Record-high radiation levels near Fukushima power plant

Water samples from the shores near the Fukushima prefecture have shown double the normal level of radioactive iodine.

­Japan’s science ministry says the highest levels of radiation have been detected in seawater off the coast of Fukushima Prefecture since the monitoring began about three weeks ago, NHK broadcaster reports.

The ministry said the level of dangerous iodine-131 was 88.5 bequerels per liter in a sample of water taken about 30km east from the crippled Fukushima-1 power plant, which is 2.2 times the government’s upper limit for wastewater from nuclear facilities. Samples taken 15km from the plant showed radiation levels 23 times the upper limit. The level of cesium-137 was also the highest observed so far, but was below the legal limit. Japan’s Nuclear and Safety Agency says radioactive substances seem to be flowing and diffusing northward.
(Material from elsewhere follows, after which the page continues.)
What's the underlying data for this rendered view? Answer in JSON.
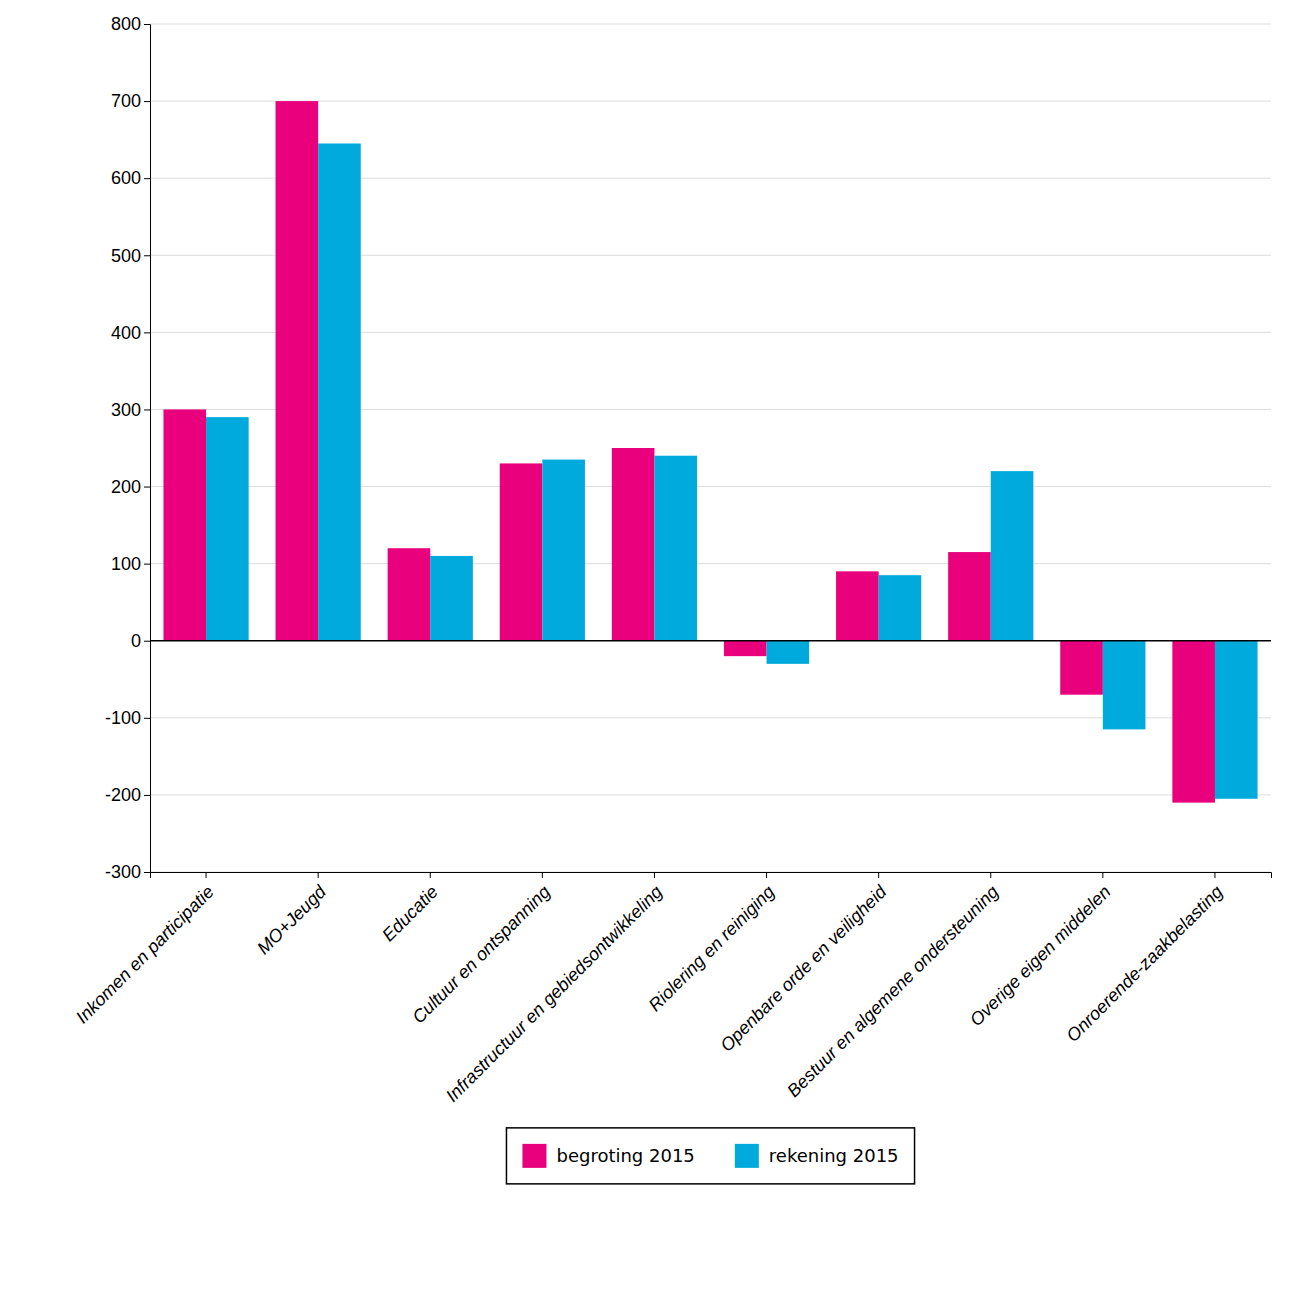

The nuclear power plant’s operator said the level of the contaminated water in the tunnel of reactor 2 dropped by 4 centimeters to 95 centimeters below the surface as of 7am on Wednesday.

Currently, more than 250 tons of highly radioactive water has been removed from the tunnel into a turbine condenser.

The decision to remove the water was based on new data showing more radiation had leaked from the damaged plant than was previously thought. Tokyo Electric Power Company promised to try to identify radioactive substances in the water in the pool, and their densities, to determine whether the reactor's fuel has been damaged. All these efforts are aimed at allowing workers to restore the reactor’s cooling system. Meanwhile, attempts to restore cooling systems at the other reactors appear to be no closer to success.

Engineers at the plant have resumed their efforts to remove the built-up radioactive water. A series of aftershocks made it impossible to start work until 7.30pm. on Tuesday. Representatives of the Tokyo Electric Power Company believe approximately 40 hours are needed in order to move the total of 700 tons of contaminated water from the tunnel.

The contaminated water was the reason why on Tuesday Japan raised the nuclear alert around the power plant to the maximum level of seven. This put the crisis on a par with the Chernobyl disaster. However, officials deny the upgrade means the situation has become more critical.

The water has turned out to be not the only matter of concern. Japan's science ministry claimed small amounts of radioactive strontium have been detected in soil and plants outside the 30-kilometer evacuation zone. Strontium-90 is a by-product of the fission of uranium and plutonium in nuclear reactors. It has a half-life of 29 years. As a product of nuclear fallout, it is highly dangerous – it tends to accumulate in bones and can cause cancer.

The level of radioactive substances in soil and weeds near the power plant has also been monitored by the ministry. What they found proves the radiation level in three different locations, each approximately 30km from the plant, is higher than was hoped. An extremely small amount of strontium was also found 40 to 80km from the plant. But the amount found is very low and will not have any negative impact.

A nuclear engineering expert says the fact that strontium was detected proves that the fuel in the reactor or the spent fuel in the pool was damaged.

Environment expert Christopher Busby believes it was criminally irresponsible to downplay the level of the disaster and not raise it to the maximum level from the very beginning. The fact that the levels of contamination have been downplayed is not only an element of psychological denial.

“We do know that the nuclear industry is very powerful, there’s a very powerful lobbying system, and there’s an enormous amount of money riding on the back of the nuclear industry through uranium shares and people who have shares in the development of nuclear industry and so on,” said Busby. “And it would be an absolute disaster to have to admit that it was as serious as it was.”

“I don’t think people will be able to go back to their homes there,” he added. “I think it will be an exclusion zone, as in Chernobyl, and people will be kept out of this zone.”